Stepping into the cavernous Grand Hall for the first time was nothing short of breathtaking. With thousands of windows lining the arched ceiling, the venue felt more like a Victorian train station than a concert hall. On stage Erol Alkan dished out a pumping set of tech-house and electro to an excitable dance floor. When the Brothers arrived on stage at nine, they were greeted with a wave of mass hysteria from the rammed floor.
"Galvanize" kicked off a set composed largely of big hits and tracks from We Are the Night—the cynics out there won't be surprised to hear that the majority of tracks featuring on the Chemical Brother's new best of CD were wheeled out. Former singles "Star Guitar," "Block Rockin' Beats," "Out of Control" and "Hey Boy, Hey Girl" all received suitably massive responses. As ever with the Chems, the emphasis on visuals was just as important as the music. A towering screen delivered the trippy graphics, while an arsenal of strobes, spotlights and four multi-coloured lasers entranced the crowd, turning people momentarily into drooling zombies. The infamous clown's head, looking down on the crowd like a demonic messiah, never fails to disturb the uninitiated; "you are all my children now."

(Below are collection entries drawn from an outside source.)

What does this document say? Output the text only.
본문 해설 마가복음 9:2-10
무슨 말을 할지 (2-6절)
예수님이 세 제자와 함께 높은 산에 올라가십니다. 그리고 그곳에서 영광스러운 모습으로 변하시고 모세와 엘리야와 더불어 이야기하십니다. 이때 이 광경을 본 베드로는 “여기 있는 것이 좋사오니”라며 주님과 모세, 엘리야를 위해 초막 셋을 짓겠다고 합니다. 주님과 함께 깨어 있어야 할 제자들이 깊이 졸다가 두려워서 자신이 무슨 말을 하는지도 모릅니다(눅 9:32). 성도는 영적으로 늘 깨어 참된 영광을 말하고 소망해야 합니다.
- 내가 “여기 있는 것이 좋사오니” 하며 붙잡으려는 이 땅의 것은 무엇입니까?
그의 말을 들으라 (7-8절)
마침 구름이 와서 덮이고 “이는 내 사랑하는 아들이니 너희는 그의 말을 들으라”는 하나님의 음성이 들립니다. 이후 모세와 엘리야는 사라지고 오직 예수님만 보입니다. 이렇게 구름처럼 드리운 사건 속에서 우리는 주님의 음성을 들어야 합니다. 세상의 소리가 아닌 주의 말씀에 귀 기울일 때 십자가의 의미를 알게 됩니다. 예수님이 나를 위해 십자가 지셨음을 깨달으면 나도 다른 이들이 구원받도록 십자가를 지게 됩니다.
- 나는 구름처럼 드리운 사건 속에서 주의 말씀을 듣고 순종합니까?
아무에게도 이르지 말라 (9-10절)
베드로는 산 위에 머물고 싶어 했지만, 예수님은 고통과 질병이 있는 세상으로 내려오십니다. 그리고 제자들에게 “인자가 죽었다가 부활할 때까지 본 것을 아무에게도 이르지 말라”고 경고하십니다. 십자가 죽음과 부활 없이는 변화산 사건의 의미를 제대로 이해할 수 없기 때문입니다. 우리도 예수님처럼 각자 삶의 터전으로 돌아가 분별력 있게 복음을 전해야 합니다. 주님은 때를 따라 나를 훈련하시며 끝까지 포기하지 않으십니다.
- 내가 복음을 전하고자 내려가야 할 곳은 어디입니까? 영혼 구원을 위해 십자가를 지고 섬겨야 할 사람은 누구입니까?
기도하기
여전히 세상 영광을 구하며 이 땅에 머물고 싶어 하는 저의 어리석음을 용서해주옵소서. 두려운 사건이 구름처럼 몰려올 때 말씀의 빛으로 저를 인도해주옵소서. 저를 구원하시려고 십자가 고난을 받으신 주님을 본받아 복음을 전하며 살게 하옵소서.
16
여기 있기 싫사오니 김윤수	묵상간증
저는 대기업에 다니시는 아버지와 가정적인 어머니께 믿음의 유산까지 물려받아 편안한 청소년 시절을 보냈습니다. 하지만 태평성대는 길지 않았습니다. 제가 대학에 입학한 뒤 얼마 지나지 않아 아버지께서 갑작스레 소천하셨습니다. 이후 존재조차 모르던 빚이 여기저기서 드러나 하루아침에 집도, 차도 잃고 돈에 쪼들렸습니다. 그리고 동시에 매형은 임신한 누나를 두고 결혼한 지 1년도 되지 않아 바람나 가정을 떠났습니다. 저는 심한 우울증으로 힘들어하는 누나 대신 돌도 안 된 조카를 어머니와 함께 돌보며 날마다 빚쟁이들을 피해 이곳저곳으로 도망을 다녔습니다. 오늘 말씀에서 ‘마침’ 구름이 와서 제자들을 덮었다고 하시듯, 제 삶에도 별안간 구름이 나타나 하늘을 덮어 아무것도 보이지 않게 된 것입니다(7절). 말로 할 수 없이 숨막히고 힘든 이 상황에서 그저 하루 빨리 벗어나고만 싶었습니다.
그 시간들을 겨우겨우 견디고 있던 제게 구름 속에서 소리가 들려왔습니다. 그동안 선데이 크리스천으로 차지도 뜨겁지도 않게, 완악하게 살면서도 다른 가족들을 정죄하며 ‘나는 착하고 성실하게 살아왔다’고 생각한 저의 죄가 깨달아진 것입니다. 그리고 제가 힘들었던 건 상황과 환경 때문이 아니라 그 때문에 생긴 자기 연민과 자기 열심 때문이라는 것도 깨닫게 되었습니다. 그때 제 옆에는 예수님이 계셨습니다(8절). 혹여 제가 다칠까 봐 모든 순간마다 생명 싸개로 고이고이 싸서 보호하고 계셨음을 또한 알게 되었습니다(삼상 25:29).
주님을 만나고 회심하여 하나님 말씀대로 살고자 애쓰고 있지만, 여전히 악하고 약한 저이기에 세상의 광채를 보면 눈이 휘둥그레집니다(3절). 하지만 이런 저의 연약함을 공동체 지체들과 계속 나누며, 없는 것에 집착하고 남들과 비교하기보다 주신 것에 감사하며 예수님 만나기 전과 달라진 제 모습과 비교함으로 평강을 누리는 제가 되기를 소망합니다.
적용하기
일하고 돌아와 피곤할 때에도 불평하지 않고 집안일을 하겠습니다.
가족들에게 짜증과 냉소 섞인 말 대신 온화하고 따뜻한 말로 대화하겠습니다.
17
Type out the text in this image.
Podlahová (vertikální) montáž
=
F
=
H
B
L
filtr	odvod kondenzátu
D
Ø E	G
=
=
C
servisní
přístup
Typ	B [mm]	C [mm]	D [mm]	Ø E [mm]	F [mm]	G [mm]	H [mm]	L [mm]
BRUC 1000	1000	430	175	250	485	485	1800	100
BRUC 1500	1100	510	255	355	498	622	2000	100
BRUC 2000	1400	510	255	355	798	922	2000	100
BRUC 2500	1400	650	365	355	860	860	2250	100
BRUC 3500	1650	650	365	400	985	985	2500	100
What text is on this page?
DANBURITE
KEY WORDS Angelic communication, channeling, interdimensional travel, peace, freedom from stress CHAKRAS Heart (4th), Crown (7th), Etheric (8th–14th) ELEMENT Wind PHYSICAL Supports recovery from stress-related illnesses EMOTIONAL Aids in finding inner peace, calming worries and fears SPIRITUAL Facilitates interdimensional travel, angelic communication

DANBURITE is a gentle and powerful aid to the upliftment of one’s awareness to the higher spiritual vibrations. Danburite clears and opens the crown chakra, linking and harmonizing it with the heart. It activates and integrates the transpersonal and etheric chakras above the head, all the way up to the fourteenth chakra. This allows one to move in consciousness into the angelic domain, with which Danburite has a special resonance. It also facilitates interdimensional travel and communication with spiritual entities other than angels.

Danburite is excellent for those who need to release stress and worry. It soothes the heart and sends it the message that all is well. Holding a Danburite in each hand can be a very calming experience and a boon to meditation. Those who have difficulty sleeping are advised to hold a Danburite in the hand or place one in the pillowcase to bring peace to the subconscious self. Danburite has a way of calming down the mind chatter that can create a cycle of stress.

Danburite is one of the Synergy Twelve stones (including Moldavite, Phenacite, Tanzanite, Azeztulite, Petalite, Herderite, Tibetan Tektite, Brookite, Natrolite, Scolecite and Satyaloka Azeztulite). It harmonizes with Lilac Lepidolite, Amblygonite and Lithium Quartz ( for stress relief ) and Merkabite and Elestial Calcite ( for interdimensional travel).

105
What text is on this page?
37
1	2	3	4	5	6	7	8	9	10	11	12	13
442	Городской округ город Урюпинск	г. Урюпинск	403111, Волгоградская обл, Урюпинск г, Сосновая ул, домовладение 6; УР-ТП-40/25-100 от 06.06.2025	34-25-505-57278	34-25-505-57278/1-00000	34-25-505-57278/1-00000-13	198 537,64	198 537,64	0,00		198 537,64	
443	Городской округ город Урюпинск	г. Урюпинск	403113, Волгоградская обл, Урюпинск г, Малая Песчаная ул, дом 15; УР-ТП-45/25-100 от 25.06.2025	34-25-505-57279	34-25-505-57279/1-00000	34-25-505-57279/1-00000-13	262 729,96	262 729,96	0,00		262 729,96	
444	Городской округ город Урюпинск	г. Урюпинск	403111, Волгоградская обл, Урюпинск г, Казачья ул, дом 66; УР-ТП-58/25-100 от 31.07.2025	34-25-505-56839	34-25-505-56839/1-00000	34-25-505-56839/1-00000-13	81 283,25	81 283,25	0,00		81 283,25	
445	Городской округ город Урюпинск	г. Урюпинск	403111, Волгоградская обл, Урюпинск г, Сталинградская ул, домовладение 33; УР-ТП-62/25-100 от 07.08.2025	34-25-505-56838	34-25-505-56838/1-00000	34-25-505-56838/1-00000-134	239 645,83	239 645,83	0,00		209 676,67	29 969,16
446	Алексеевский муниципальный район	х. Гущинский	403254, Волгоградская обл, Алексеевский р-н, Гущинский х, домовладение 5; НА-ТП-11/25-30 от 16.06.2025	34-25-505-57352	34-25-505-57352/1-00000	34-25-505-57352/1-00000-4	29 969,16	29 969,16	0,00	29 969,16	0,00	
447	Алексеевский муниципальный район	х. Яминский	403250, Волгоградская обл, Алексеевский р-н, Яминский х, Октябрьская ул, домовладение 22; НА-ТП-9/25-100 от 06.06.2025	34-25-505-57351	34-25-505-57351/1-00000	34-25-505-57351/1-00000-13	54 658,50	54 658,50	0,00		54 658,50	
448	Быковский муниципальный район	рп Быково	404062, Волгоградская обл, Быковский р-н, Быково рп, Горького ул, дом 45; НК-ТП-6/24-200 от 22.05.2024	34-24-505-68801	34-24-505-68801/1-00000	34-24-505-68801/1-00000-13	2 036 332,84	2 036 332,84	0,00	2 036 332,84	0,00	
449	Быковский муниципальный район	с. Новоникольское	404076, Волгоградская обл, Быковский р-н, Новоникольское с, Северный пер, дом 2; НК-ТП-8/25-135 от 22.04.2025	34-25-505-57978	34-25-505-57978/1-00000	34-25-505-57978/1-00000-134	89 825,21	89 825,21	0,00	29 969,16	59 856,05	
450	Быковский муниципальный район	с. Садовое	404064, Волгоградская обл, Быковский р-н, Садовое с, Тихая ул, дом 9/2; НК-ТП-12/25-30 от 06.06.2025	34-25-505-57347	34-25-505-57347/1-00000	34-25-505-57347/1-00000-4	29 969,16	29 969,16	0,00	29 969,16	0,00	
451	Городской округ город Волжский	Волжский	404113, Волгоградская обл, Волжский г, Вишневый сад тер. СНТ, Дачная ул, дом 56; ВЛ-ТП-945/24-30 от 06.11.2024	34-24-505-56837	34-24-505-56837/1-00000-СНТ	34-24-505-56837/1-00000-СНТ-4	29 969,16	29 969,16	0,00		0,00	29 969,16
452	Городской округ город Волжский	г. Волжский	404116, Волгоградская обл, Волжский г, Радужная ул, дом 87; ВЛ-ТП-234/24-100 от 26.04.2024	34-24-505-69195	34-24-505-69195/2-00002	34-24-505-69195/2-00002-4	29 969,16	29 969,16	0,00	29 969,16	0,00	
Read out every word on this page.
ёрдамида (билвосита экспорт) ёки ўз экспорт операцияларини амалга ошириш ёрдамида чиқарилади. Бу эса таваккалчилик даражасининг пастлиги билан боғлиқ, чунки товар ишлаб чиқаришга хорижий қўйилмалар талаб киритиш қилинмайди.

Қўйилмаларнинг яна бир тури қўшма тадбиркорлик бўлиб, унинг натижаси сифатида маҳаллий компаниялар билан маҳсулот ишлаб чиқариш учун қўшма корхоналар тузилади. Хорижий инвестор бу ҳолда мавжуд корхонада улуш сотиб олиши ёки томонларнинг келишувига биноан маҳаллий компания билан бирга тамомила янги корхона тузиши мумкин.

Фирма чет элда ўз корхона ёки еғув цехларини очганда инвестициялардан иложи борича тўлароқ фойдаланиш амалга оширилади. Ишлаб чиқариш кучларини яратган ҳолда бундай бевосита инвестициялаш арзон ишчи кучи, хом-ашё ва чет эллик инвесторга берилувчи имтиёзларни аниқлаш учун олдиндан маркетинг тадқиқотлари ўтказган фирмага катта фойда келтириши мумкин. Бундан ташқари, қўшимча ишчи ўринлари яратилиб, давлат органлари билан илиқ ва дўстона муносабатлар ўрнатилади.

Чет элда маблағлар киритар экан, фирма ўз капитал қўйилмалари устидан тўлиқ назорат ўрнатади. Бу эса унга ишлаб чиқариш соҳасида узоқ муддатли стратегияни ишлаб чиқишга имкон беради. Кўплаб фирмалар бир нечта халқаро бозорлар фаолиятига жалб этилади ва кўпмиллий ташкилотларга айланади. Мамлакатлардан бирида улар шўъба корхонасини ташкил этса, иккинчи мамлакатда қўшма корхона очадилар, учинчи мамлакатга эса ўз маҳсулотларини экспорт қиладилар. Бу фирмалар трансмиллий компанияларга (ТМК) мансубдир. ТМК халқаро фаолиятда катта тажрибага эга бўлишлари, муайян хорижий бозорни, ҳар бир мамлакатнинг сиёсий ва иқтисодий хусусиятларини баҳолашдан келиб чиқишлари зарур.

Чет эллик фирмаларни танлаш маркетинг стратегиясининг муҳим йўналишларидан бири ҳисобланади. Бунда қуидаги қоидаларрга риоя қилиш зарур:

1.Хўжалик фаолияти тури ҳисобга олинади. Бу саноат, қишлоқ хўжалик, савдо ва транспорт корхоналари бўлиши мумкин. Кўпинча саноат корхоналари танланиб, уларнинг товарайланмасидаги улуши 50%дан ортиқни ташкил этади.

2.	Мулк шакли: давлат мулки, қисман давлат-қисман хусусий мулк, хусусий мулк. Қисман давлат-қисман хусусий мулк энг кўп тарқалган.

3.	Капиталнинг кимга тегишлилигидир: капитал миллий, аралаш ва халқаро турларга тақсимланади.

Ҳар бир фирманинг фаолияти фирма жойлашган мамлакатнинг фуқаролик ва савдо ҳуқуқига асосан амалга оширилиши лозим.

For the most part, the crowd—a mix of young and old—seemed to be in collective euphoria, but some of the lesser-known songs failed to pick up the same kind of response as the tried-and-tested selection. Overall, the atmosphere didn't quite reach the level of intensity found at one of the duo's Brixton Academy gigs, but that's understandable considering the size of the venue. It's also fair to say a gig of this size would attract a more mainstream audience than the hardcore Academy crowd.
But the crowd played their part. The only real downer was in the predictability of the track selection and performance. The set seemed too well rehearsed; the well honed product of a twelve month tour. For such a special occasion, why not mix it up a bit? Some guest vocals from the likes of Noel Gallagher, Beth Orton or Tim Burgess could've meant the difference between this gig being great and being legendary. That said, it was great to hear material from Exit Planet Dust, especially a twisted rendition of "Chemical Beats."
Not a landmark gig, but spectacular nonetheless. There really is no one else in the electronic music scene right now who throws a live show quite like The Chemical Brothers. It will be interesting to see if they can top this gig with their next tour. But let's hope they don't turn into an arena act just yet.